Spalem jak zab(p)ity. O 7 rano dotarlem na stacje autobusowa Nuevo Laredo (frontera). 15 godzin ze wspanialego Mexico City – rodzinka B. – dzieki wam za wszystko!!! :))))))
Niespodzianka! Z Meksyku kursuja Greyhoundy do wszytskich najwiekszych amerykanskich miast. Pytam o autobus do Nowego Orleanu, spoko jest, oczywiscie senor, za 116$. Hm.. a ile do Nowego Jorku? Pytam. No to taniej – 99$, odpowiada jeden z wasaczy i za chwile dodaje – a ile chcesz w NO zostac? 2-3 dni, rzeklem. No to spoko, amigo, wypiszemy ci ticket do Nowego Jorku, przez Nowy Orlean i Atlante za 99$. I mozesz sobie jechac ile chcesz dni. No takie cos mi sie podoba. Normalnie musialbym zaplacic do NO a potem do NYC – czyli ponoad 200$. Jazda….
Siedze w busie i czekam na odjazd. Mam nadzieje ze mi te 6 miesiecy na pobyt w USA w paszporcie wbija. Slucham Manu Chao – jak to mialem w zwyczaju przez ostatnie pol roku.
Solo voy con mi pena
Sola va mi condena
Correr es mi destino
Para burlar la ley
Perdido en el corazón
De la grande Babylon
Me dicen el clandestino
Por no llevar papel
Pa’ una ciudad del norte
Mano Negra clandestina
Peruano clandestino
Africano clandestino
Marijuana ilegal
Granica – uzaleznione od narkotykow psy obwachuja torby, sprawna kontrola, lecz dzis piesek nic nie dostanie (najwyzej kielbase z kokaina), x-rays, przeszukiwanie, papierki, urzednik sie pyta a co ja wlasciwie to ja bede w jego ukochanym kraju robil i wbija mi 6 miesieczna wize w paszport.

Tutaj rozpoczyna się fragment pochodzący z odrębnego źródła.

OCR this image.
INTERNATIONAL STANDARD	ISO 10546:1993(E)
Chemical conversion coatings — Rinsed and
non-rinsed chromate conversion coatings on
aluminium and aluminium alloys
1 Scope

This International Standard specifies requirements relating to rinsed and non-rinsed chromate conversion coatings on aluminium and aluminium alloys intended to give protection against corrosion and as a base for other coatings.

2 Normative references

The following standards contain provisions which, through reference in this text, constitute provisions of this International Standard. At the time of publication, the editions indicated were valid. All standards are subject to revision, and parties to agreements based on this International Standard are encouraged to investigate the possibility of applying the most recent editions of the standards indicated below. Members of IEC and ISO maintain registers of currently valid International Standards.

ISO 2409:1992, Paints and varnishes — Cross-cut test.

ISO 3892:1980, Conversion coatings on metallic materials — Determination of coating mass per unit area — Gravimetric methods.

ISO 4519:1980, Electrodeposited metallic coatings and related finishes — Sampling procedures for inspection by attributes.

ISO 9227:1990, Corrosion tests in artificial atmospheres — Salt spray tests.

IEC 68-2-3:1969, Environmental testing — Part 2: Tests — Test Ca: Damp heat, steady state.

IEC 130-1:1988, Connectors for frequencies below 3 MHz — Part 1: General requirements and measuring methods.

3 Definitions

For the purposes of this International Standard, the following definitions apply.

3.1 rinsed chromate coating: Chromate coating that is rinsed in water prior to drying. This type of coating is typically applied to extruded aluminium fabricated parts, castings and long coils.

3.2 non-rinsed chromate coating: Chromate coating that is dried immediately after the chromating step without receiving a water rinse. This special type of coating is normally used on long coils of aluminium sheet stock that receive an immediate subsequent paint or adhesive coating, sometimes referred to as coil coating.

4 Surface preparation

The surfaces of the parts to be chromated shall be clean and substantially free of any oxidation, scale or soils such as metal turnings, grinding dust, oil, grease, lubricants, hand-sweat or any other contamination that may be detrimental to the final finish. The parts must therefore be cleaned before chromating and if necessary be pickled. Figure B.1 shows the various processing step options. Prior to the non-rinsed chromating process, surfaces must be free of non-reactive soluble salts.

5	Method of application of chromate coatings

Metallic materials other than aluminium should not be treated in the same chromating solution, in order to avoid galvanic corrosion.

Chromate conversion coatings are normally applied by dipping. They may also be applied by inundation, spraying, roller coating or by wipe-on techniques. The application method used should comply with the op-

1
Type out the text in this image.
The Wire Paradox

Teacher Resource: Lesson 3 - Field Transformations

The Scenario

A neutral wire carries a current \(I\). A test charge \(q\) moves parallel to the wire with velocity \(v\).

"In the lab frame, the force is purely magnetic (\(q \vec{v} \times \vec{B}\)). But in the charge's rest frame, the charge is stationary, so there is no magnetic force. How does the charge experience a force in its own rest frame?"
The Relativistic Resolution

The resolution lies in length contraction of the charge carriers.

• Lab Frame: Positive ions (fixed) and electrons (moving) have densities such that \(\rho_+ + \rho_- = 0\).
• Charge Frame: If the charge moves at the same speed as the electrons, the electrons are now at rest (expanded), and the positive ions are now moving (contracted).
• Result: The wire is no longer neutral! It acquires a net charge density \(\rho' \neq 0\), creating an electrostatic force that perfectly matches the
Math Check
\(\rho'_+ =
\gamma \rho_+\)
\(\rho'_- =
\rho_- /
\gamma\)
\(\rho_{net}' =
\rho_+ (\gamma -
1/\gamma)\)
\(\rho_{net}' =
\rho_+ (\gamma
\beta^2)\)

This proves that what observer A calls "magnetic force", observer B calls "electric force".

Gracias, madafaka…. :)))
heh..
Jedziemy.
Szary Texas. Zadnych straznikow. Autostrady, pola, male krzywe bezlisciaste drzewka, wszytsko osnute gesta mgla. Stacje Greayhounda, szczanie i McDonalds. Kierowca pogania – on tu jest panem i wladca.
No i w koncu Nowy Orlean. 2 rano. Padam na ryj. Nie mam mapy, przewodnika, niczego. Jak hotel? Gdzie co i jak? Szybko jednak znajduje tablice z telefonem. Tam hotele, ceny i darmowe polaczenia.

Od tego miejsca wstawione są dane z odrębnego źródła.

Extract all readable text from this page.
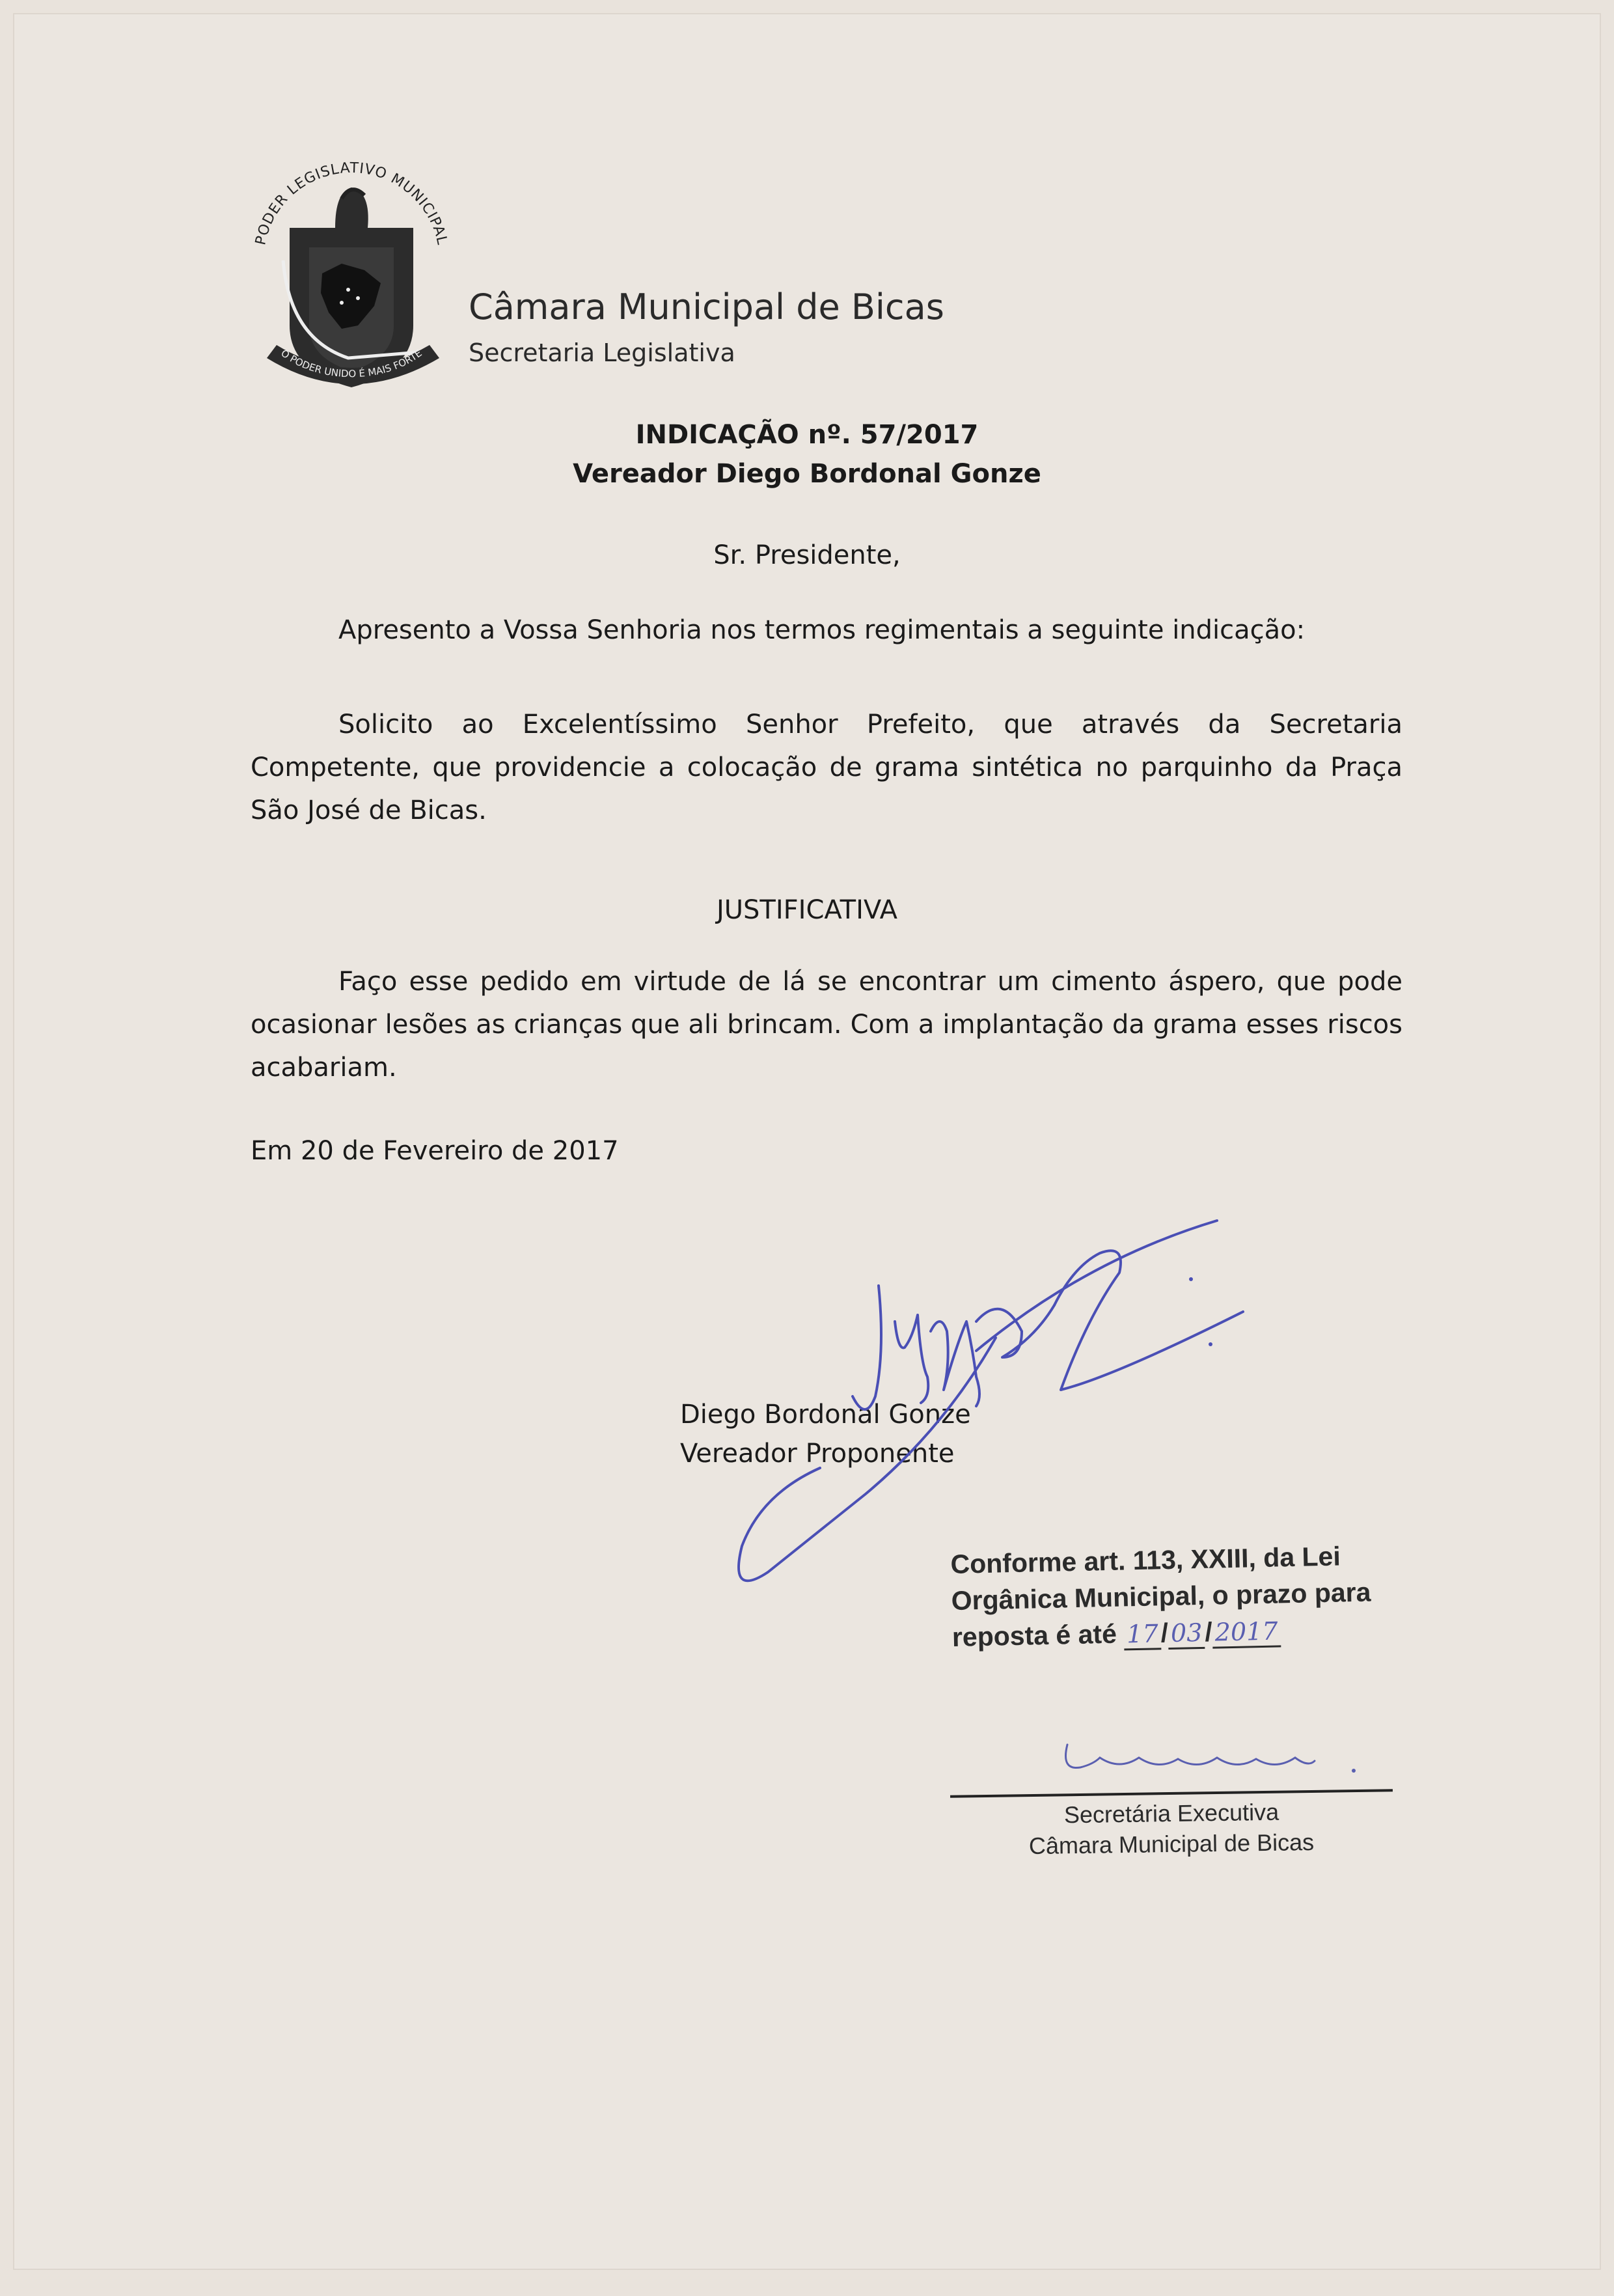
PODER LEGISLATIVO MUNICIPAL
O PODER UNIDO É MAIS FORTE
Câmara Municipal de Bicas
Secretaria Legislativa
INDICAÇÃO nº. 57/2017
Vereador Diego Bordonal Gonze
Sr. Presidente,
Apresento a Vossa Senhoria nos termos regimentais a seguinte indicação:

Solicito ao Excelentíssimo Senhor Prefeito, que através da Secretaria Competente, que providencie a colocação de grama sintética no parquinho da Praça São José de Bicas.

JUSTIFICATIVA

Faço esse pedido em virtude de lá se encontrar um cimento áspero, que pode ocasionar lesões as crianças que ali brincam. Com a implantação da grama esses riscos acabariam.

Em 20 de Fevereiro de 2017
Diego Bordonal Gonze
Vereador Proponente
Conforme art. 113, XXIII, da Lei
Orgânica Municipal, o prazo para
reposta é até 17/03/2017
Secretária Executiva
Câmara Municipal de Bicas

India House – 14$ w dormitorium, najtaniej w miescie. taxi, place, przyjemniaste miejsce, ludzie jeszcze ogladaja TV, siusiu, prysznic i zasypiam jak niemowle.
Nowy Orlean. Ostatnie miejsce na mojej drodze do BABILONU. 7 miesiecy w drodze i znalazlem sie w miescie gdzie spotykaja sie kultury – hiszpanska, francuska, voodoo , afrika, haiti, etc. etc. etc. Tu przyjechal P.Fonda z D.Hopperem w Easy Riderze. Wczesniej pochowali J.Nicholsona – ktorego zatlukli rednecki..
Uf… jestem w bibliotece publicznej. Inet za darmo – w miescie 12$.